LANSING (AP) – A congressional committee looking into how and why last month’s blackout happened will hear from Michigan Gov. Jennifer Granholm and Detroit Mayor Kwame Kilpatrick.

Kate Green
Granholm.

The U.S. House Energy and Commerce Committee, chaired by Rep. Billy Tauzin (R-La.) planned to take testimony today and tomorrow on the blackout, which swept across eight states and parts of Canada on Aug. 14. About 50 million customers, 2.3 million in Michigan, lost power.

In her prepared testimony, Granholm said International Transmission Co., based in Ann Arbor, has traced the timeline on actions that contributed to the blackout back to one hour and five minutes before it occurred. But she said ITC and DTE Energy said they were unaware of any problem or any unusual activity on the grid until just a few minutes before the blackout.

“If they had been informed during the previous hour that the system was having problems, they may have been able to craft a contingency plan for the energy demand and delivery, and avoid the cascading failure,” Granholm said.

She also said that restructuring of the utility market, while it has had many positive results, has made it harder to determine who is responsible for what because power companies sold off their transmission systems to separate operators.

“The bottom line is that this contributes to a system where no one, myself included, knows who is ultimately responsible for ensuring reliability. That is an unacceptable situation,” she said.

Granholm and Ohio Gov. Bob Taft will call for Congress to enact new federal electricity grid reliability standards, replacing the voluntary standards that most now agree are inadequate.

In a letter to House investigators, the chief executive of a major Michigan utility says he is convinced that a power plant shutdown and transmission line failures in Ohio “were the triggering event for the blackout” and that an “apparent failure in communication” was a major reason the problem spread.

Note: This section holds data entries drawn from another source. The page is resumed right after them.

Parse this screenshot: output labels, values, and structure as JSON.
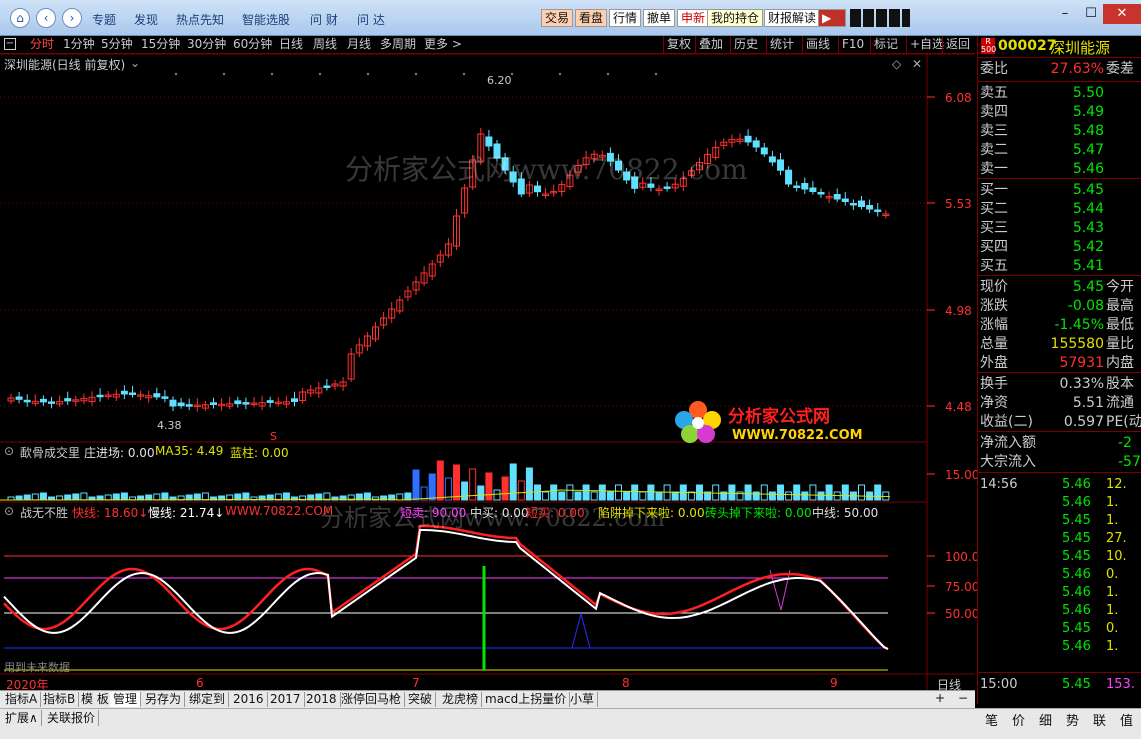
{
  "titlebar": {
    "nav_icons": [
      "home-icon",
      "back-icon",
      "forward-icon"
    ],
    "menus": [
      "专题",
      "发现",
      "热点先知",
      "智能选股",
      "问 财",
      "问 达"
    ],
    "buttons": [
      {
        "label": "交易",
        "color": "#ffd0b0"
      },
      {
        "label": "看盘",
        "color": "#ffd0b0"
      },
      {
        "label": "行情",
        "color": "#ffffff"
      },
      {
        "label": "撤单",
        "color": "#ffffff"
      },
      {
        "label": "申新",
        "color": "#ffffff"
      },
      {
        "label": "我的持仓",
        "color": "#ffffd0"
      },
      {
        "label": "财报解读",
        "color": "#ffffff"
      }
    ],
    "window_controls": [
      "minimize-icon",
      "maximize-icon",
      "close-icon"
    ]
  },
  "periodbar": {
    "periods": [
      "分时",
      "1分钟",
      "5分钟",
      "15分钟",
      "30分钟",
      "60分钟",
      "日线",
      "周线",
      "月线",
      "多周期",
      "更多 >"
    ],
    "active": "分时",
    "tools": [
      "复权",
      "叠加",
      "历史",
      "统计",
      "画线",
      "F10",
      "标记",
      "+自选",
      "返回"
    ]
  },
  "main_chart": {
    "title": "深圳能源(日线 前复权)",
    "high_label": "6.20",
    "low_label": "4.38",
    "y_ticks": [
      "6.08",
      "5.53",
      "4.98",
      "4.48"
    ],
    "watermark": "分析家公式网www.70822.com",
    "logo_text": "分析家公式网",
    "logo_url": "WWW.70822.COM",
    "s_marker": "S"
  },
  "volume_panel": {
    "title": "歃骨成交里",
    "legend": [
      {
        "label": "庄进场: 0.00",
        "color": "#e0e0e0"
      },
      {
        "label": "MA35: 4.49",
        "color": "#e0e000"
      },
      {
        "label": "蓝柱: 0.00",
        "color": "#e0e000"
      }
    ],
    "y_tick": "15.00"
  },
  "indicator_panel": {
    "title": "战无不胜",
    "legend": [
      {
        "label": "快线: 18.60↓",
        "color": "#ff3030"
      },
      {
        "label": "慢线: 21.74↓",
        "color": "#ffffff"
      },
      {
        "label": "WWW.70822.COM",
        "color": "#ff3030"
      },
      {
        "label": "短卖: 90.00",
        "color": "#ff40ff"
      },
      {
        "label": "中买: 0.00",
        "color": "#e0e0e0"
      },
      {
        "label": "短买: 0.00",
        "color": "#ff3030"
      },
      {
        "label": "陷阱掉下来啦: 0.00",
        "color": "#e0e000"
      },
      {
        "label": "砖头掉下来啦: 0.00",
        "color": "#00e600"
      },
      {
        "label": "中线: 50.00",
        "color": "#e0e0e0"
      }
    ],
    "y_ticks": [
      "100.0",
      "75.00",
      "50.00"
    ],
    "footnote": "用到未来数据"
  },
  "x_axis": {
    "labels": [
      "2020年",
      "6",
      "7",
      "8",
      "9"
    ],
    "period": "日线"
  },
  "quote": {
    "code": "000027",
    "name": "深圳能源",
    "badge_top": "R",
    "badge_bottom": "500",
    "weibi_label": "委比",
    "weibi_value": "27.63%",
    "weicha_label": "委差",
    "asks": [
      {
        "label": "卖五",
        "price": "5.50"
      },
      {
        "label": "卖四",
        "price": "5.49"
      },
      {
        "label": "卖三",
        "price": "5.48"
      },
      {
        "label": "卖二",
        "price": "5.47"
      },
      {
        "label": "卖一",
        "price": "5.46"
      }
    ],
    "bids": [
      {
        "label": "买一",
        "price": "5.45"
      },
      {
        "label": "买二",
        "price": "5.44"
      },
      {
        "label": "买三",
        "price": "5.43"
      },
      {
        "label": "买四",
        "price": "5.42"
      },
      {
        "label": "买五",
        "price": "5.41"
      }
    ],
    "stats": [
      {
        "label": "现价",
        "value": "5.45",
        "color": "#00e600",
        "label2": "今开"
      },
      {
        "label": "涨跌",
        "value": "-0.08",
        "color": "#00e600",
        "label2": "最高"
      },
      {
        "label": "涨幅",
        "value": "-1.45%",
        "color": "#00e600",
        "label2": "最低"
      },
      {
        "label": "总量",
        "value": "155580",
        "color": "#e0e000",
        "label2": "量比"
      },
      {
        "label": "外盘",
        "value": "57931",
        "color": "#ff3030",
        "label2": "内盘"
      }
    ],
    "stats2": [
      {
        "label": "换手",
        "value": "0.33%",
        "label2": "股本"
      },
      {
        "label": "净资",
        "value": "5.51",
        "label2": "流通"
      },
      {
        "label": "收益(二)",
        "value": "0.597",
        "label2": "PE(动"
      }
    ],
    "flows": [
      {
        "label": "净流入额",
        "value": "-2"
      },
      {
        "label": "大宗流入",
        "value": "-57"
      }
    ],
    "ticks": [
      {
        "time": "14:56",
        "price": "5.46",
        "vol": "12."
      },
      {
        "time": "",
        "price": "5.46",
        "vol": "1."
      },
      {
        "time": "",
        "price": "5.45",
        "vol": "1."
      },
      {
        "time": "",
        "price": "5.45",
        "vol": "27."
      },
      {
        "time": "",
        "price": "5.45",
        "vol": "10."
      },
      {
        "time": "",
        "price": "5.46",
        "vol": "0."
      },
      {
        "time": "",
        "price": "5.46",
        "vol": "1."
      },
      {
        "time": "",
        "price": "5.46",
        "vol": "1."
      },
      {
        "time": "",
        "price": "5.45",
        "vol": "0."
      },
      {
        "time": "",
        "price": "5.46",
        "vol": "1."
      }
    ],
    "last_tick": {
      "time": "15:00",
      "price": "5.45",
      "vol": "153."
    }
  },
  "bottombar": {
    "tabs": [
      "指标A",
      "指标B",
      "模 板",
      "管理",
      "另存为",
      "绑定到",
      "2016",
      "2017",
      "2018",
      "涨停回马枪",
      "突破",
      "龙虎榜",
      "macd上拐量价",
      "小草"
    ],
    "active": "管理",
    "row2": [
      "扩展∧",
      "关联报价"
    ],
    "right_tabs": [
      "笔",
      "价",
      "细",
      "势",
      "联",
      "值"
    ],
    "plusminus": [
      "+",
      "−"
    ]
  }
}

“For some reason, the required level of communications and coordination failed on Aug. 14,” Anthony Earley Jr., chairman and chief executive officer of DTE Energy, wrote the House Energy and Commerce Committee. He said this “apparent breakdown in communications between the Ohio utilities and other utility systems” must be dealt with.

Earley, whose Detroit Edison serves 5 million people in southeastern Michigan, complained that “Michigan utilities did not have timely or adequate warnings about deteriorating systems condition in Ohio” during the hour before the blackout.

He said Detroit Edison did not begin to detect anything unusual until 4:06 p.m., five minutes before the blackout hit full force in all or parts of eight states. Investigators said the first of five transmission line failures in Ohio began occurring an hour earlier.

Granholm, Kilpatrick and Michigan Public Service Commission Chairman Peter Lark were scheduled to testify today. Joseph Welch, chief executive of ITC, is to testify tomorrow.

Lark and Granholm said they’ve been asked to answer questions on the factors and events leading up to the blackout, which systems operated as designed and which systems failed, the lessons learned from the blackout, and ways to prevent future outages.

Kilpatrick planned to talk about the financial impact of the blackout.

“We see this as a good opportunity to engage and educate the federal government on the financial assistance cities need to fully prepare for emergencies, particularly during these challenging economic times,” Kilpatrick said in a statement.

Tauzin has promised President Bush that a comprehensive energy bill will be ready by the end of September for final congressional action.

“We have a number of very strong provisions in our bill dealing with electricity, but we need to find out if additional steps are needed,” Tauzin spokesman Ken Johnson said.